Autoportraits en vagabonds

De toutes parts de l’œuvre revient une figure : celle du « tramp », ou plus encore du « wanderer », l’homme qui n’a pas d’attache, et pas vraiment non plus de destination, et qui parcourt les routes, sans finalité et sans fin. Sous des cieux bas où galopent des nuages, à travers des champs nus et pelés, en s’enfonçant de dos dans une forêt de conifères humides, sans répit, il marche. Si le vagabond ne sait pas où il va, en revanche, chez Gus Van Sant, on sait d’où il vient : de la littérature « beatnik », de Jack Kerouac (dont l’œuvre baigne tout l’imaginaire van santien), de toute une mythologie contre-culturelle historiquement circonstanciée (Burroughs, Ginsberg, que Van Sant a tous les deux filmés – dans des clips ou le temps d’un caméo), Tom Wolfe (le prochain projet du cinéaste est une adaptation de The Electric Kool-Aid Acid Test), ou encore Tom Robbins (dont il a adapté Even Cowgirls Get the Blues). Sur la route pourrait être le titre de plus d’un film du cinéaste et l’autostoppeur sa figure de proue, plus ou moins héroïque (Uma Thurman, dont le pouce protubérant stoppe toutes les voitures – Even Cowgirls Get the Blues), plus ou moins romantique (River Phoenix, jonchant la chaussée, dépouillé par des charognards, et dans l’attente qu’un automobiliste veuille bien le ramasser – My Own Private Idaho). Moins mobile, plus contraint, le vagabond peut être simplement SDF comme le vieux seigneur shakespearien déclassé de My Own Private Idaho et sa cour de « freaks » sans abri. Il n’a plus de toit, il s’est brisé sur le sol avec toute la maison (les images mentales de My Own…). Alors, d’hôtels de passe en domiciles particuliers, de clients en clients, il tapine (Keanu Reeves et River Phoenix, My Own…). Et si ce qu’il poursuit reste souvent difficilement discernable, sa ligne de vie est parfois une ligne de fuite : celle du clandestin traqué par la police de l’immigration (les deux latinos de Mala Noche), celle de la fugitive qui a dérobé une importante somme d’argent à son employeur et qu’inquiète la moindre proximité avec un représentant des forces de l’ordre (Marion Crane roulant toute une nuit à travers plusieurs états dans Psycho).

Dans les quinze premières années de l’œuvre (1985/2000), le vagabond accède en tout cas à l’espace américain, ses étendues à perte de vue, ses routes qui trouent l’horizon. Et l’imaginaire du « road movie » borne toutes les fictions (parfois à titre de délivrance, comme pour Matt Damon qui se décide enfin à prendre la route à la fin de Good Will Hunting/Will Hunting, parfois au contraire comme aller simple vers le tombeau – le motel puis la mare de Psycho).

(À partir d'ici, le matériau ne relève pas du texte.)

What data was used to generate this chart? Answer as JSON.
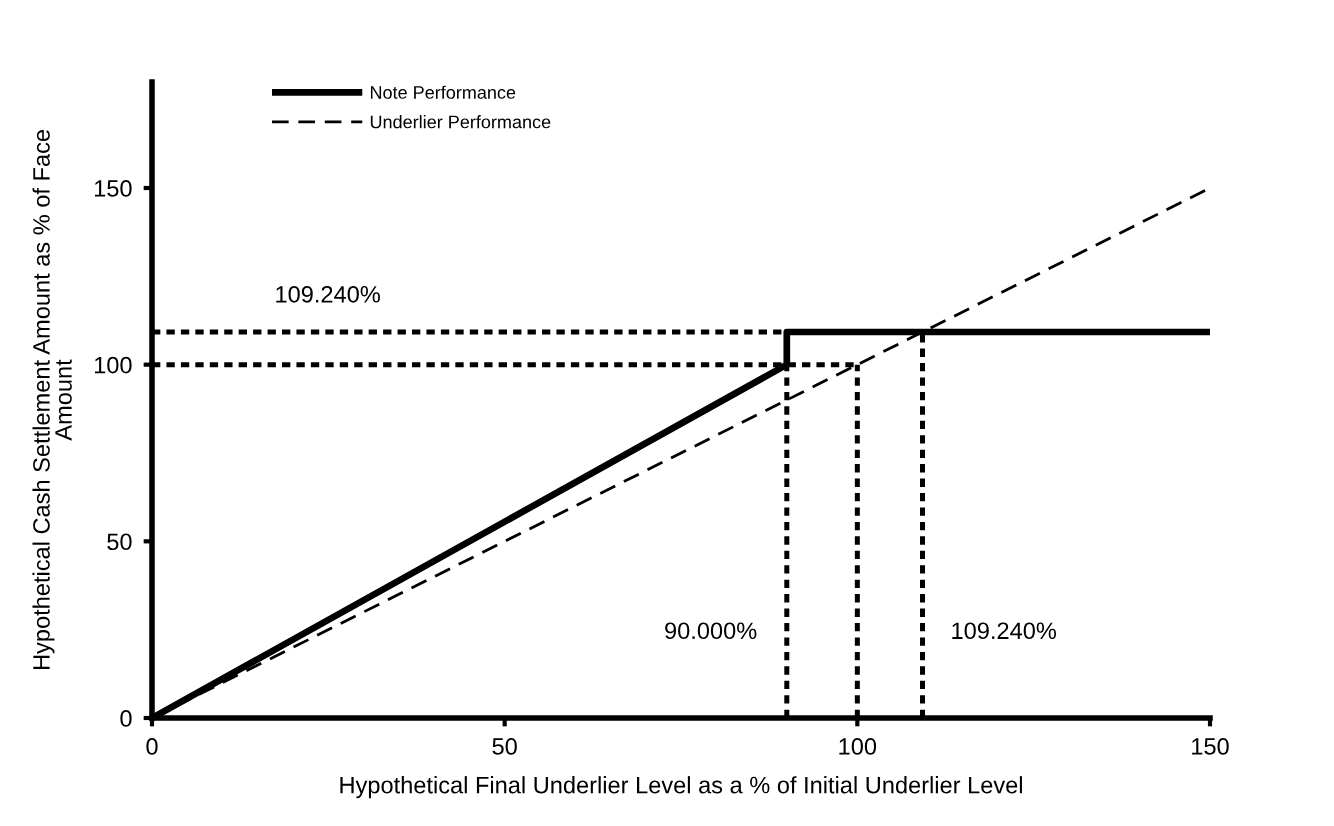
{
  "chart_data": {
    "type": "line",
    "xlabel": "Hypothetical Final Underlier Level as a % of Initial Underlier Level",
    "ylabel": "Hypothetical Cash Settlement Amount as % of Face\nAmount",
    "xlim": [
      0,
      150
    ],
    "xticks": [
      0,
      50,
      100,
      150
    ],
    "ylim": [
      0,
      180
    ],
    "yticks": [
      0,
      50,
      100,
      150
    ],
    "legend": "top left",
    "series": [
      {
        "name": "Note Performance",
        "color": "#000000",
        "x": [
          0,
          90,
          90,
          150
        ],
        "values": [
          0,
          100,
          109.24,
          109.24
        ],
        "line_style": "solid"
      },
      {
        "name": "Underlier Performance",
        "color": "#000000",
        "x": [
          0,
          150
        ],
        "values": [
          0,
          150
        ],
        "line_style": "dashed"
      },
      {
        "color": "#000000",
        "x": [
          0,
          109.24
        ],
        "values": [
          109.24,
          109.24
        ],
        "line_style": "dashed"
      },
      {
        "color": "#000000",
        "x": [
          0,
          100
        ],
        "values": [
          100,
          100
        ],
        "line_style": "dashed"
      },
      {
        "color": "#000000",
        "x": [
          90,
          90
        ],
        "values": [
          0,
          100
        ],
        "line_style": "dashed"
      },
      {
        "color": "#000000",
        "x": [
          100,
          100
        ],
        "values": [
          0,
          100
        ],
        "line_style": "dashed"
      },
      {
        "color": "#000000",
        "x": [
          109.24,
          109.24
        ],
        "values": [
          0,
          109.24
        ],
        "line_style": "dashed"
      }
    ],
    "annotations": [
      "109.240%",
      "90.000%",
      "109.240%"
    ]
  }
}
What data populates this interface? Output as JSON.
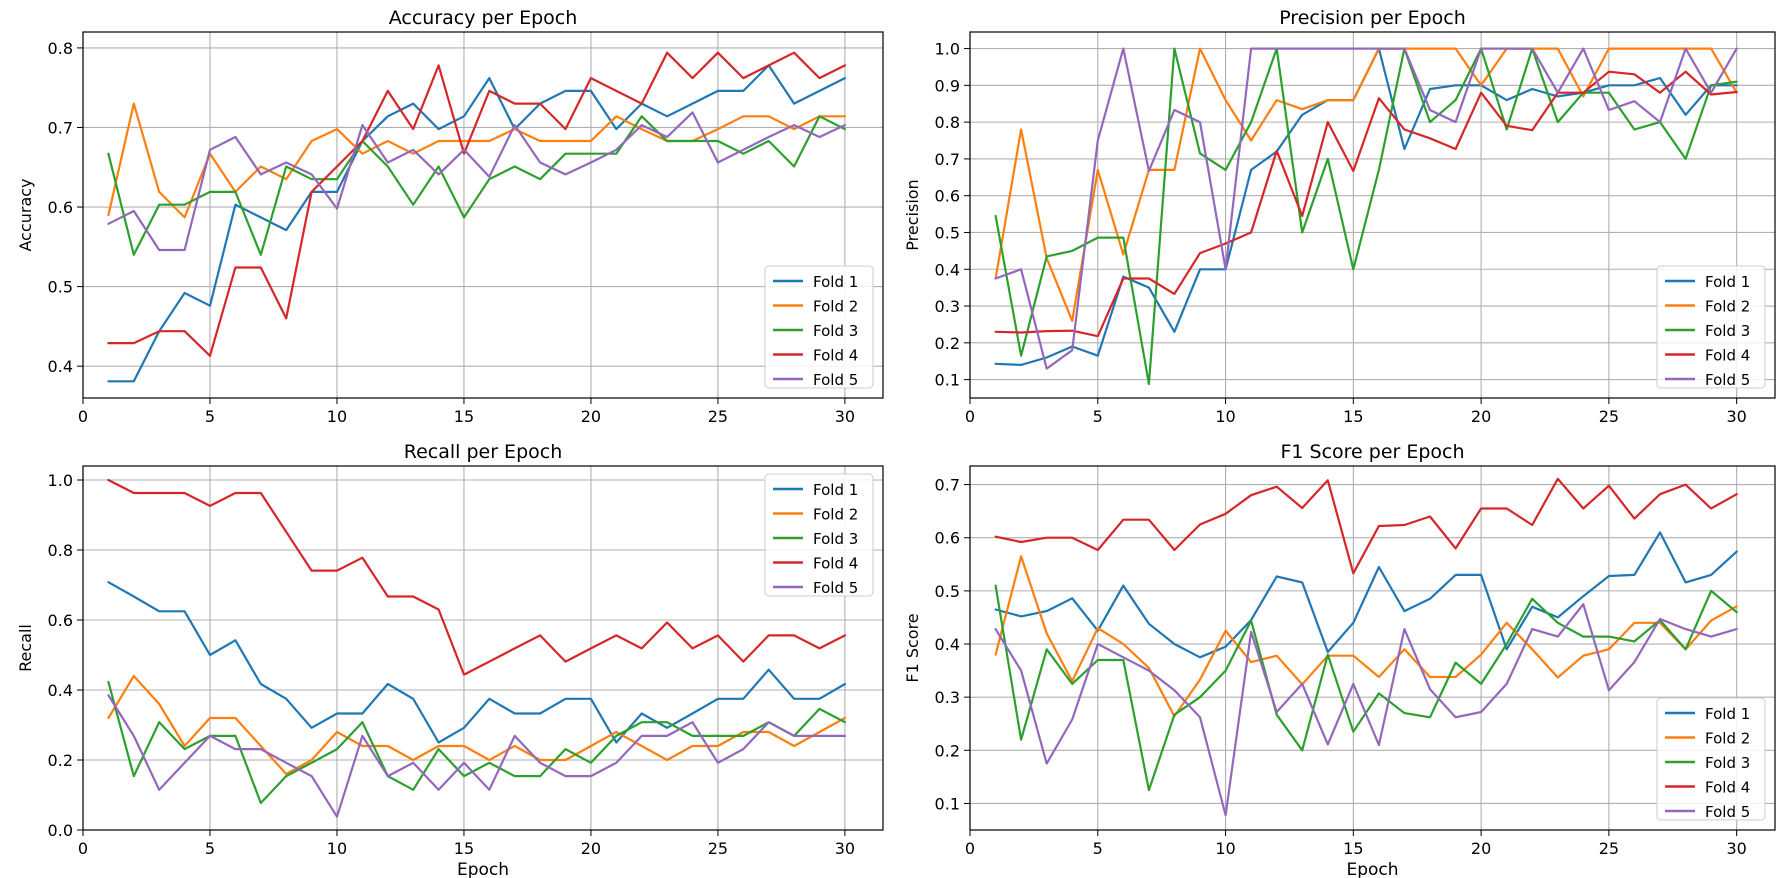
{
  "chart_data": [
    {
      "type": "line",
      "title": "Accuracy per Epoch",
      "xlabel": "",
      "ylabel": "Accuracy",
      "xlim": [
        0,
        31.5
      ],
      "ylim": [
        0.36,
        0.82
      ],
      "xticks": [
        0,
        5,
        10,
        15,
        20,
        25,
        30
      ],
      "yticks": [
        0.4,
        0.5,
        0.6,
        0.7,
        0.8
      ],
      "ytick_labels": [
        "0.4",
        "0.5",
        "0.6",
        "0.7",
        "0.8"
      ],
      "grid": true,
      "legend_position": "lower right",
      "x": [
        1,
        2,
        3,
        4,
        5,
        6,
        7,
        8,
        9,
        10,
        11,
        12,
        13,
        14,
        15,
        16,
        17,
        18,
        19,
        20,
        21,
        22,
        23,
        24,
        25,
        26,
        27,
        28,
        29,
        30
      ],
      "series": [
        {
          "name": "Fold 1",
          "color": "#1f77b4",
          "values": [
            0.381,
            0.381,
            0.444,
            0.492,
            0.476,
            0.603,
            0.587,
            0.571,
            0.619,
            0.619,
            0.683,
            0.714,
            0.73,
            0.698,
            0.714,
            0.762,
            0.698,
            0.73,
            0.746,
            0.746,
            0.698,
            0.73,
            0.714,
            0.73,
            0.746,
            0.746,
            0.778,
            0.73,
            0.746,
            0.762
          ]
        },
        {
          "name": "Fold 2",
          "color": "#ff7f0e",
          "values": [
            0.59,
            0.73,
            0.619,
            0.587,
            0.667,
            0.619,
            0.651,
            0.635,
            0.683,
            0.698,
            0.667,
            0.683,
            0.667,
            0.683,
            0.683,
            0.683,
            0.698,
            0.683,
            0.683,
            0.683,
            0.714,
            0.698,
            0.683,
            0.683,
            0.698,
            0.714,
            0.714,
            0.698,
            0.714,
            0.714
          ]
        },
        {
          "name": "Fold 3",
          "color": "#2ca02c",
          "values": [
            0.667,
            0.54,
            0.603,
            0.603,
            0.619,
            0.619,
            0.54,
            0.651,
            0.635,
            0.635,
            0.683,
            0.651,
            0.603,
            0.651,
            0.587,
            0.635,
            0.651,
            0.635,
            0.667,
            0.667,
            0.667,
            0.714,
            0.683,
            0.683,
            0.683,
            0.667,
            0.683,
            0.651,
            0.714,
            0.698
          ]
        },
        {
          "name": "Fold 4",
          "color": "#d62728",
          "values": [
            0.429,
            0.429,
            0.444,
            0.444,
            0.413,
            0.524,
            0.524,
            0.46,
            0.619,
            0.651,
            0.683,
            0.746,
            0.698,
            0.778,
            0.667,
            0.746,
            0.73,
            0.73,
            0.698,
            0.762,
            0.746,
            0.73,
            0.794,
            0.762,
            0.794,
            0.762,
            0.778,
            0.794,
            0.762,
            0.778
          ]
        },
        {
          "name": "Fold 5",
          "color": "#9467bd",
          "values": [
            0.579,
            0.595,
            0.546,
            0.546,
            0.672,
            0.688,
            0.641,
            0.656,
            0.641,
            0.598,
            0.703,
            0.656,
            0.672,
            0.641,
            0.672,
            0.638,
            0.703,
            0.656,
            0.641,
            0.656,
            0.672,
            0.703,
            0.688,
            0.719,
            0.656,
            0.672,
            0.688,
            0.703,
            0.688,
            0.703
          ]
        }
      ]
    },
    {
      "type": "line",
      "title": "Precision per Epoch",
      "xlabel": "",
      "ylabel": "Precision",
      "xlim": [
        0,
        31.5
      ],
      "ylim": [
        0.05,
        1.045
      ],
      "xticks": [
        0,
        5,
        10,
        15,
        20,
        25,
        30
      ],
      "yticks": [
        0.1,
        0.2,
        0.3,
        0.4,
        0.5,
        0.6,
        0.7,
        0.8,
        0.9,
        1.0
      ],
      "ytick_labels": [
        "0.1",
        "0.2",
        "0.3",
        "0.4",
        "0.5",
        "0.6",
        "0.7",
        "0.8",
        "0.9",
        "1.0"
      ],
      "grid": true,
      "legend_position": "lower right",
      "x": [
        1,
        2,
        3,
        4,
        5,
        6,
        7,
        8,
        9,
        10,
        11,
        12,
        13,
        14,
        15,
        16,
        17,
        18,
        19,
        20,
        21,
        22,
        23,
        24,
        25,
        26,
        27,
        28,
        29,
        30
      ],
      "series": [
        {
          "name": "Fold 1",
          "color": "#1f77b4",
          "values": [
            0.143,
            0.14,
            0.16,
            0.19,
            0.165,
            0.38,
            0.35,
            0.23,
            0.4,
            0.4,
            0.67,
            0.72,
            0.82,
            0.86,
            0.86,
            1.0,
            0.727,
            0.89,
            0.9,
            0.9,
            0.86,
            0.89,
            0.87,
            0.88,
            0.9,
            0.9,
            0.92,
            0.82,
            0.9,
            0.9
          ]
        },
        {
          "name": "Fold 2",
          "color": "#ff7f0e",
          "values": [
            0.375,
            0.78,
            0.43,
            0.26,
            0.67,
            0.44,
            0.67,
            0.67,
            1.0,
            0.86,
            0.75,
            0.86,
            0.835,
            0.86,
            0.86,
            1.0,
            1.0,
            1.0,
            1.0,
            0.9,
            1.0,
            1.0,
            1.0,
            0.87,
            1.0,
            1.0,
            1.0,
            1.0,
            1.0,
            0.88
          ]
        },
        {
          "name": "Fold 3",
          "color": "#2ca02c",
          "values": [
            0.545,
            0.165,
            0.435,
            0.45,
            0.486,
            0.486,
            0.088,
            1.0,
            0.715,
            0.67,
            0.8,
            1.0,
            0.5,
            0.7,
            0.4,
            0.67,
            1.0,
            0.8,
            0.86,
            1.0,
            0.78,
            1.0,
            0.8,
            0.88,
            0.88,
            0.78,
            0.8,
            0.7,
            0.9,
            0.91
          ]
        },
        {
          "name": "Fold 4",
          "color": "#d62728",
          "values": [
            0.23,
            0.228,
            0.232,
            0.233,
            0.218,
            0.375,
            0.375,
            0.333,
            0.444,
            0.47,
            0.5,
            0.722,
            0.545,
            0.8,
            0.667,
            0.865,
            0.78,
            0.756,
            0.727,
            0.88,
            0.79,
            0.778,
            0.88,
            0.88,
            0.937,
            0.93,
            0.88,
            0.937,
            0.875,
            0.882
          ]
        },
        {
          "name": "Fold 5",
          "color": "#9467bd",
          "values": [
            0.375,
            0.4,
            0.13,
            0.18,
            0.75,
            1.0,
            0.667,
            0.833,
            0.8,
            0.4,
            1.0,
            1.0,
            1.0,
            1.0,
            1.0,
            1.0,
            1.0,
            0.833,
            0.8,
            1.0,
            1.0,
            1.0,
            0.88,
            1.0,
            0.833,
            0.857,
            0.8,
            1.0,
            0.88,
            1.0
          ]
        }
      ]
    },
    {
      "type": "line",
      "title": "Recall per Epoch",
      "xlabel": "Epoch",
      "ylabel": "Recall",
      "xlim": [
        0,
        31.5
      ],
      "ylim": [
        0.0,
        1.04
      ],
      "xticks": [
        0,
        5,
        10,
        15,
        20,
        25,
        30
      ],
      "yticks": [
        0.0,
        0.2,
        0.4,
        0.6,
        0.8,
        1.0
      ],
      "ytick_labels": [
        "0.0",
        "0.2",
        "0.4",
        "0.6",
        "0.8",
        "1.0"
      ],
      "grid": true,
      "legend_position": "upper right",
      "x": [
        1,
        2,
        3,
        4,
        5,
        6,
        7,
        8,
        9,
        10,
        11,
        12,
        13,
        14,
        15,
        16,
        17,
        18,
        19,
        20,
        21,
        22,
        23,
        24,
        25,
        26,
        27,
        28,
        29,
        30
      ],
      "series": [
        {
          "name": "Fold 1",
          "color": "#1f77b4",
          "values": [
            0.708,
            0.667,
            0.625,
            0.625,
            0.5,
            0.542,
            0.417,
            0.375,
            0.292,
            0.333,
            0.333,
            0.417,
            0.375,
            0.25,
            0.292,
            0.375,
            0.333,
            0.333,
            0.375,
            0.375,
            0.25,
            0.333,
            0.292,
            0.333,
            0.375,
            0.375,
            0.458,
            0.375,
            0.375,
            0.417
          ]
        },
        {
          "name": "Fold 2",
          "color": "#ff7f0e",
          "values": [
            0.32,
            0.44,
            0.36,
            0.24,
            0.32,
            0.32,
            0.24,
            0.16,
            0.2,
            0.28,
            0.24,
            0.24,
            0.2,
            0.24,
            0.24,
            0.2,
            0.24,
            0.2,
            0.2,
            0.24,
            0.28,
            0.24,
            0.2,
            0.24,
            0.24,
            0.28,
            0.28,
            0.24,
            0.28,
            0.32
          ]
        },
        {
          "name": "Fold 3",
          "color": "#2ca02c",
          "values": [
            0.423,
            0.154,
            0.308,
            0.231,
            0.269,
            0.269,
            0.077,
            0.154,
            0.192,
            0.231,
            0.308,
            0.154,
            0.115,
            0.231,
            0.154,
            0.192,
            0.154,
            0.154,
            0.231,
            0.192,
            0.269,
            0.308,
            0.308,
            0.269,
            0.269,
            0.269,
            0.308,
            0.269,
            0.346,
            0.308
          ]
        },
        {
          "name": "Fold 4",
          "color": "#d62728",
          "values": [
            1.0,
            0.963,
            0.963,
            0.963,
            0.926,
            0.963,
            0.963,
            0.852,
            0.741,
            0.741,
            0.778,
            0.667,
            0.667,
            0.63,
            0.444,
            0.481,
            0.519,
            0.556,
            0.481,
            0.519,
            0.556,
            0.519,
            0.593,
            0.519,
            0.556,
            0.481,
            0.556,
            0.556,
            0.519,
            0.556
          ]
        },
        {
          "name": "Fold 5",
          "color": "#9467bd",
          "values": [
            0.385,
            0.269,
            0.115,
            0.192,
            0.269,
            0.231,
            0.231,
            0.192,
            0.154,
            0.038,
            0.269,
            0.154,
            0.192,
            0.115,
            0.192,
            0.115,
            0.269,
            0.192,
            0.154,
            0.154,
            0.192,
            0.269,
            0.269,
            0.308,
            0.192,
            0.231,
            0.308,
            0.269,
            0.269,
            0.269
          ]
        }
      ]
    },
    {
      "type": "line",
      "title": "F1 Score per Epoch",
      "xlabel": "Epoch",
      "ylabel": "F1 Score",
      "xlim": [
        0,
        31.5
      ],
      "ylim": [
        0.05,
        0.735
      ],
      "xticks": [
        0,
        5,
        10,
        15,
        20,
        25,
        30
      ],
      "yticks": [
        0.1,
        0.2,
        0.3,
        0.4,
        0.5,
        0.6,
        0.7
      ],
      "ytick_labels": [
        "0.1",
        "0.2",
        "0.3",
        "0.4",
        "0.5",
        "0.6",
        "0.7"
      ],
      "grid": true,
      "legend_position": "lower right",
      "x": [
        1,
        2,
        3,
        4,
        5,
        6,
        7,
        8,
        9,
        10,
        11,
        12,
        13,
        14,
        15,
        16,
        17,
        18,
        19,
        20,
        21,
        22,
        23,
        24,
        25,
        26,
        27,
        28,
        29,
        30
      ],
      "series": [
        {
          "name": "Fold 1",
          "color": "#1f77b4",
          "values": [
            0.465,
            0.452,
            0.462,
            0.486,
            0.425,
            0.51,
            0.438,
            0.4,
            0.375,
            0.395,
            0.445,
            0.527,
            0.516,
            0.385,
            0.44,
            0.545,
            0.462,
            0.485,
            0.53,
            0.53,
            0.39,
            0.47,
            0.45,
            0.49,
            0.528,
            0.53,
            0.61,
            0.516,
            0.53,
            0.574
          ]
        },
        {
          "name": "Fold 2",
          "color": "#ff7f0e",
          "values": [
            0.38,
            0.565,
            0.42,
            0.33,
            0.43,
            0.4,
            0.355,
            0.264,
            0.333,
            0.425,
            0.366,
            0.378,
            0.324,
            0.378,
            0.378,
            0.338,
            0.39,
            0.338,
            0.338,
            0.38,
            0.44,
            0.39,
            0.337,
            0.378,
            0.39,
            0.44,
            0.44,
            0.39,
            0.444,
            0.471
          ]
        },
        {
          "name": "Fold 3",
          "color": "#2ca02c",
          "values": [
            0.51,
            0.22,
            0.39,
            0.325,
            0.37,
            0.37,
            0.125,
            0.267,
            0.3,
            0.35,
            0.444,
            0.267,
            0.2,
            0.38,
            0.235,
            0.307,
            0.27,
            0.262,
            0.365,
            0.325,
            0.4,
            0.485,
            0.44,
            0.414,
            0.414,
            0.405,
            0.445,
            0.39,
            0.5,
            0.46
          ]
        },
        {
          "name": "Fold 4",
          "color": "#d62728",
          "values": [
            0.602,
            0.592,
            0.6,
            0.6,
            0.577,
            0.634,
            0.634,
            0.577,
            0.625,
            0.645,
            0.68,
            0.696,
            0.656,
            0.708,
            0.533,
            0.622,
            0.624,
            0.64,
            0.58,
            0.655,
            0.655,
            0.624,
            0.711,
            0.655,
            0.698,
            0.636,
            0.682,
            0.7,
            0.655,
            0.682
          ]
        },
        {
          "name": "Fold 5",
          "color": "#9467bd",
          "values": [
            0.428,
            0.35,
            0.175,
            0.258,
            0.4,
            0.375,
            0.35,
            0.313,
            0.262,
            0.078,
            0.423,
            0.272,
            0.325,
            0.211,
            0.325,
            0.21,
            0.428,
            0.315,
            0.262,
            0.272,
            0.325,
            0.428,
            0.414,
            0.475,
            0.313,
            0.366,
            0.447,
            0.428,
            0.414,
            0.428
          ]
        }
      ]
    }
  ]
}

Tous ces chemins ne mènent pas forcément quelque part, virent parfois au cul de sac (River Phoenix, sur la même route au début et à la fin de My Own…), mais au moins ils ouvrent à la possibilité du grand large, déploient les trajectoires individuelles sur fond de grande iconographie nationale (le western, les « road movies » des années soixante-dix – Two-Lane Blacktop/Macadam à deux voies, la photo américaine…).

À partir des années deux mille, l’espace se recourbe. De façon significative, Gerry marque une sortie de route. C’est désormais tout le cinéma de Gus Van Sant qui quitte les routes, comme ces deux promeneurs qui s’éloignent de la voie balisée de la nationale pour arpenter d’abord des chemins de traverse, puis se perdre dans un espace non fléché, progressivement dépouillé de tout repère. Ce n’est même plus tout à fait l’Amérique, peut-être plus tout à fait la terre, une étendue désertique presque lunaire. A priori plus familiers, moins immédiatement hostiles, les décors d’Elephant ou de Last Days n’en subissent pas moins la même inflexion, le même processus de déréalisation : lycée-labyrinthe, boyaux de couloirs, maison-cerveau en haut de la colline, forêt archaïque des mythes. L’espace est devenu mental, le territoire intérieur, et la région, centrale, se situe quelque part vers le cortex.

Cette transformation des espaces est le signe le plus lisible que quelque chose s’est profondément déplacé dans le cinéma de Gus Van Sant. Ce déplacement a tout l’air d’un trajet, pointe indéniablement une direction, a peut-être même déjà trouvé sa destination finale (Portland, site désormais presque exclusif de ses films, et notamment de Paranoid Park), mais a longtemps pris la forme d’un vagabondage. Enfant, Gus Van Sant a sillonné l’Amérique dans le sillage de son père qui, pour son travail, déménageait sans cesse d’un état à l’autre, du Connecticut à l’Oregon, de la côte Est à la côte Ouest. Adulte, Gus Van Sant n’a cessé lui aussi de voyager, d’une côte à l’autre de l’Amérique, mais aussi d’une région à l’autre de son cinéma.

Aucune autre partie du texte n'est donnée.